Here, the examiner rejected for lack of enablement the '798 patent claims that did not recite HPMC. The applicant amended the claims to include the feature deemed critical to enablement, HPMC, thereby curing the defect. Claim 1 recited the HPMC term upon filing and needed no curing with respect to enablement. No record evidence indicates that the examiner viewed HPMC as less critical to the patentability of claim 1 than its amended counterparts. Because the examiner found this specific hydrogel critical to the enablement of the claimed sustained release bupropion tablets, a broader construction via equivalents for one claim would create inconsistency within the patent. Therefore, following the logic of Builders Concrete and Allen Engineering, all of the '798 claims are held to the examiner’s unrebutted characterization of HPMC as critical. This court affirms the district court on this issue.

D. Summary

Record evidence shows that Glaxo narrowed the scope of claims 14-15 and 18-19 by amendment during prosecution of the '798 patent to recite the critical term HPMC. The reason for making these narrowing amendments was to overcome a rejection for lack of enablement because the claims improperly embraced a genus of sustained release agents. On this record, this court determines there is ample evidence to find that HPC, the asserted equivalent, was a foreseeable sustained release agent for bupropion. Even though claim 1 was not amended to recite HPMC during prosecution, claim 1 will receive the same treatment as claims 14-15 and 18-19.

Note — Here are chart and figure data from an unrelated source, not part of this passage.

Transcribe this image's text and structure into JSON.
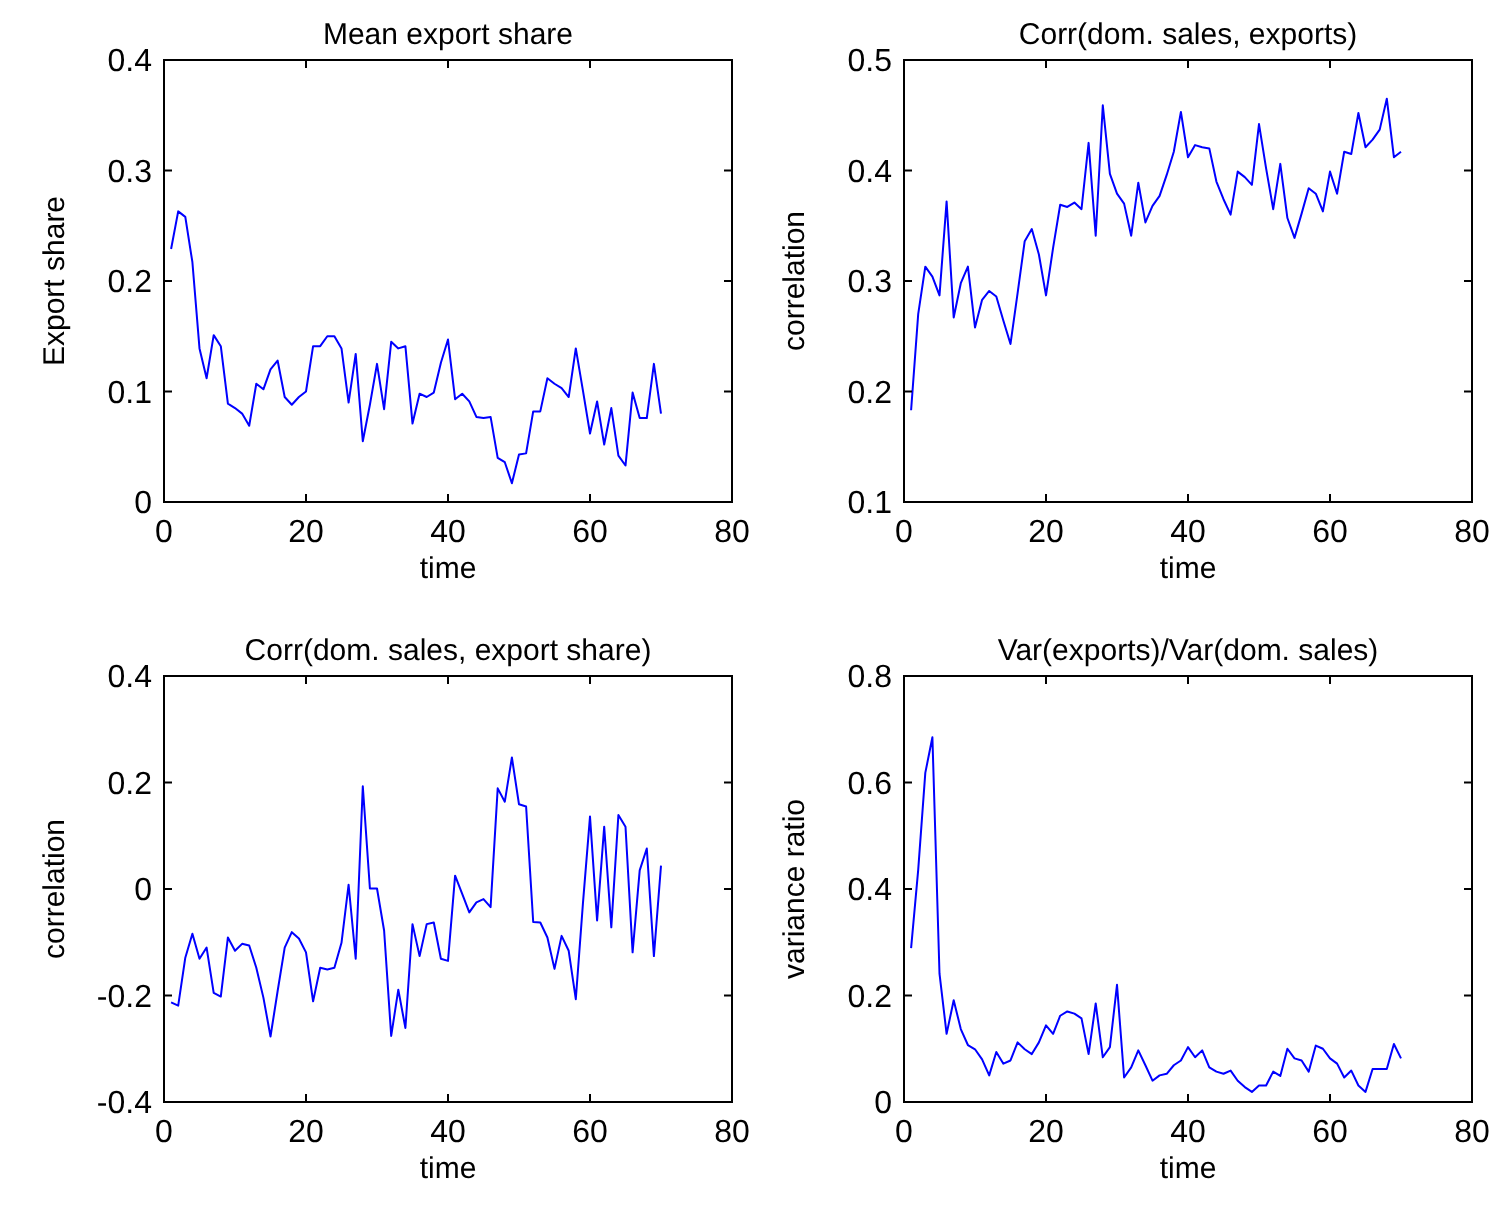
{
  "chart_data": [
    {
      "type": "line",
      "title": "Mean export share",
      "xlabel": "time",
      "ylabel": "Export share",
      "xlim": [
        0,
        80
      ],
      "xticks": [
        0,
        20,
        40,
        60,
        80
      ],
      "ylim": [
        0,
        0.4
      ],
      "yticks": [
        0,
        0.1,
        0.2,
        0.3,
        0.4
      ],
      "x": [
        1,
        2,
        3,
        4,
        5,
        6,
        7,
        8,
        9,
        10,
        11,
        12,
        13,
        14,
        15,
        16,
        17,
        18,
        19,
        20,
        21,
        22,
        23,
        24,
        25,
        26,
        27,
        28,
        29,
        30,
        31,
        32,
        33,
        34,
        35,
        36,
        37,
        38,
        39,
        40,
        41,
        42,
        43,
        44,
        45,
        46,
        47,
        48,
        49,
        50,
        51,
        52,
        53,
        54,
        55,
        56,
        57,
        58,
        59,
        60,
        61,
        62,
        63,
        64,
        65,
        66,
        67,
        68,
        69,
        70
      ],
      "series": [
        {
          "color": "#0000ff",
          "values": [
            0.229,
            0.263,
            0.258,
            0.217,
            0.139,
            0.112,
            0.151,
            0.141,
            0.089,
            0.085,
            0.08,
            0.069,
            0.107,
            0.102,
            0.12,
            0.128,
            0.095,
            0.088,
            0.095,
            0.1,
            0.141,
            0.141,
            0.15,
            0.15,
            0.139,
            0.09,
            0.134,
            0.055,
            0.088,
            0.125,
            0.084,
            0.145,
            0.139,
            0.141,
            0.071,
            0.098,
            0.095,
            0.099,
            0.126,
            0.147,
            0.093,
            0.098,
            0.091,
            0.077,
            0.076,
            0.077,
            0.04,
            0.036,
            0.017,
            0.043,
            0.044,
            0.082,
            0.082,
            0.112,
            0.107,
            0.103,
            0.095,
            0.139,
            0.101,
            0.062,
            0.091,
            0.052,
            0.085,
            0.042,
            0.033,
            0.099,
            0.076,
            0.076,
            0.125,
            0.08
          ]
        }
      ]
    },
    {
      "type": "line",
      "title": "Corr(dom. sales, exports)",
      "xlabel": "time",
      "ylabel": "correlation",
      "xlim": [
        0,
        80
      ],
      "xticks": [
        0,
        20,
        40,
        60,
        80
      ],
      "ylim": [
        0.1,
        0.5
      ],
      "yticks": [
        0.1,
        0.2,
        0.3,
        0.4,
        0.5
      ],
      "x": [
        1,
        2,
        3,
        4,
        5,
        6,
        7,
        8,
        9,
        10,
        11,
        12,
        13,
        14,
        15,
        16,
        17,
        18,
        19,
        20,
        21,
        22,
        23,
        24,
        25,
        26,
        27,
        28,
        29,
        30,
        31,
        32,
        33,
        34,
        35,
        36,
        37,
        38,
        39,
        40,
        41,
        42,
        43,
        44,
        45,
        46,
        47,
        48,
        49,
        50,
        51,
        52,
        53,
        54,
        55,
        56,
        57,
        58,
        59,
        60,
        61,
        62,
        63,
        64,
        65,
        66,
        67,
        68,
        69,
        70
      ],
      "series": [
        {
          "color": "#0000ff",
          "values": [
            0.183,
            0.27,
            0.313,
            0.304,
            0.287,
            0.372,
            0.267,
            0.298,
            0.313,
            0.258,
            0.283,
            0.291,
            0.286,
            0.264,
            0.243,
            0.289,
            0.336,
            0.347,
            0.324,
            0.287,
            0.33,
            0.369,
            0.367,
            0.371,
            0.365,
            0.425,
            0.341,
            0.459,
            0.397,
            0.379,
            0.37,
            0.341,
            0.389,
            0.353,
            0.368,
            0.377,
            0.396,
            0.417,
            0.453,
            0.412,
            0.423,
            0.421,
            0.42,
            0.39,
            0.374,
            0.36,
            0.399,
            0.394,
            0.387,
            0.442,
            0.402,
            0.365,
            0.406,
            0.357,
            0.339,
            0.361,
            0.384,
            0.379,
            0.363,
            0.399,
            0.379,
            0.417,
            0.415,
            0.452,
            0.421,
            0.428,
            0.437,
            0.465,
            0.412,
            0.417
          ]
        }
      ]
    },
    {
      "type": "line",
      "title": "Corr(dom. sales, export share)",
      "xlabel": "time",
      "ylabel": "correlation",
      "xlim": [
        0,
        80
      ],
      "xticks": [
        0,
        20,
        40,
        60,
        80
      ],
      "ylim": [
        -0.4,
        0.4
      ],
      "yticks": [
        -0.4,
        -0.2,
        0,
        0.2,
        0.4
      ],
      "x": [
        1,
        2,
        3,
        4,
        5,
        6,
        7,
        8,
        9,
        10,
        11,
        12,
        13,
        14,
        15,
        16,
        17,
        18,
        19,
        20,
        21,
        22,
        23,
        24,
        25,
        26,
        27,
        28,
        29,
        30,
        31,
        32,
        33,
        34,
        35,
        36,
        37,
        38,
        39,
        40,
        41,
        42,
        43,
        44,
        45,
        46,
        47,
        48,
        49,
        50,
        51,
        52,
        53,
        54,
        55,
        56,
        57,
        58,
        59,
        60,
        61,
        62,
        63,
        64,
        65,
        66,
        67,
        68,
        69,
        70
      ],
      "series": [
        {
          "color": "#0000ff",
          "values": [
            -0.213,
            -0.219,
            -0.129,
            -0.084,
            -0.131,
            -0.11,
            -0.195,
            -0.202,
            -0.091,
            -0.116,
            -0.103,
            -0.106,
            -0.148,
            -0.204,
            -0.277,
            -0.192,
            -0.11,
            -0.081,
            -0.093,
            -0.119,
            -0.211,
            -0.148,
            -0.151,
            -0.148,
            -0.101,
            0.008,
            -0.131,
            0.193,
            0.001,
            0.001,
            -0.078,
            -0.276,
            -0.189,
            -0.261,
            -0.066,
            -0.126,
            -0.066,
            -0.063,
            -0.131,
            -0.135,
            0.025,
            -0.009,
            -0.044,
            -0.025,
            -0.019,
            -0.034,
            0.189,
            0.164,
            0.247,
            0.159,
            0.155,
            -0.062,
            -0.063,
            -0.091,
            -0.15,
            -0.088,
            -0.116,
            -0.207,
            -0.028,
            0.136,
            -0.059,
            0.117,
            -0.072,
            0.139,
            0.117,
            -0.119,
            0.035,
            0.076,
            -0.126,
            0.044
          ]
        }
      ]
    },
    {
      "type": "line",
      "title": "Var(exports)/Var(dom. sales)",
      "xlabel": "time",
      "ylabel": "variance ratio",
      "xlim": [
        0,
        80
      ],
      "xticks": [
        0,
        20,
        40,
        60,
        80
      ],
      "ylim": [
        0,
        0.8
      ],
      "yticks": [
        0,
        0.2,
        0.4,
        0.6,
        0.8
      ],
      "x": [
        1,
        2,
        3,
        4,
        5,
        6,
        7,
        8,
        9,
        10,
        11,
        12,
        13,
        14,
        15,
        16,
        17,
        18,
        19,
        20,
        21,
        22,
        23,
        24,
        25,
        26,
        27,
        28,
        29,
        30,
        31,
        32,
        33,
        34,
        35,
        36,
        37,
        38,
        39,
        40,
        41,
        42,
        43,
        44,
        45,
        46,
        47,
        48,
        49,
        50,
        51,
        52,
        53,
        54,
        55,
        56,
        57,
        58,
        59,
        60,
        61,
        62,
        63,
        64,
        65,
        66,
        67,
        68,
        69,
        70
      ],
      "series": [
        {
          "color": "#0000ff",
          "values": [
            0.289,
            0.436,
            0.618,
            0.685,
            0.241,
            0.128,
            0.191,
            0.137,
            0.107,
            0.099,
            0.08,
            0.05,
            0.094,
            0.072,
            0.078,
            0.112,
            0.099,
            0.09,
            0.112,
            0.144,
            0.128,
            0.162,
            0.17,
            0.166,
            0.157,
            0.09,
            0.185,
            0.084,
            0.103,
            0.22,
            0.046,
            0.065,
            0.097,
            0.069,
            0.04,
            0.05,
            0.053,
            0.069,
            0.078,
            0.103,
            0.084,
            0.097,
            0.065,
            0.057,
            0.053,
            0.059,
            0.04,
            0.028,
            0.019,
            0.031,
            0.031,
            0.057,
            0.049,
            0.1,
            0.082,
            0.078,
            0.057,
            0.106,
            0.1,
            0.082,
            0.072,
            0.046,
            0.059,
            0.031,
            0.019,
            0.062,
            0.062,
            0.062,
            0.109,
            0.082
          ]
        }
      ]
    }
  ]
}
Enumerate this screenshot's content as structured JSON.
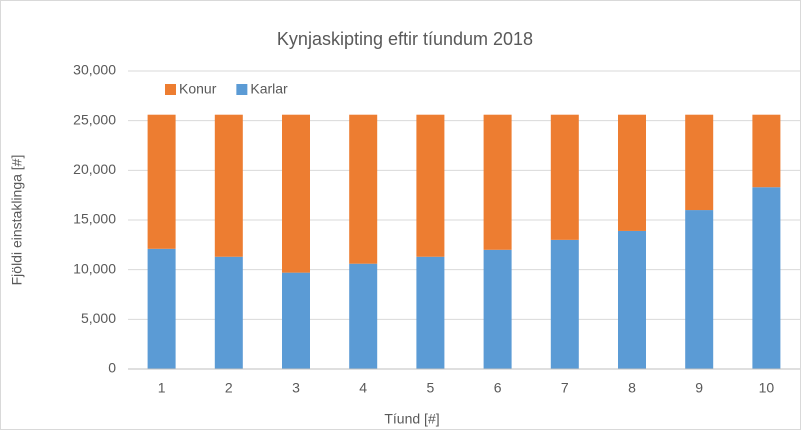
{
  "chart_data": {
    "type": "stacked_bar",
    "title": "Kynjaskipting eftir tíundum 2018",
    "x_label": "Tíund [#]",
    "y_label": "Fjöldi einstaklinga [#]",
    "categories": [
      "1",
      "2",
      "3",
      "4",
      "5",
      "6",
      "7",
      "8",
      "9",
      "10"
    ],
    "series": [
      {
        "name": "Karlar",
        "color": "#5b9bd5",
        "values": [
          12100,
          11300,
          9700,
          10600,
          11300,
          12000,
          13000,
          13900,
          16000,
          18300
        ]
      },
      {
        "name": "Konur",
        "color": "#ed7d31",
        "values": [
          13500,
          14300,
          15900,
          15000,
          14300,
          13600,
          12600,
          11700,
          9600,
          7300
        ]
      }
    ],
    "ylim": [
      0,
      30000
    ],
    "yticks": [
      0,
      {
        "value": 5000,
        "label": "5,000"
      },
      {
        "value": 10000,
        "label": "10,000"
      },
      {
        "value": 15000,
        "label": "15,000"
      },
      {
        "value": 20000,
        "label": "20,000"
      },
      {
        "value": 25000,
        "label": "25,000"
      },
      {
        "value": 30000,
        "label": "30,000"
      }
    ],
    "grid": true,
    "legend": "top-left"
  }
}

Glaxo’s remaining arguments regarding tangentialness and the alleged retroactivity bar against applying Festo to the instant case have been considered, but are not found persuasive.

COSTS

Each party shall bear its own costs.

AFFIRMED.

1 . Independent claims 15 and 19 mirror claims 14 and 18, respectively, but recite 150 mg of bupropion hydrochloride.

2 . Of course, if HPC were a foreseeable equivalent at the time of the amendment but not at the time of the application, Glaxo could have filed a continuation-in-part application to disclose and claim the additional subject matter.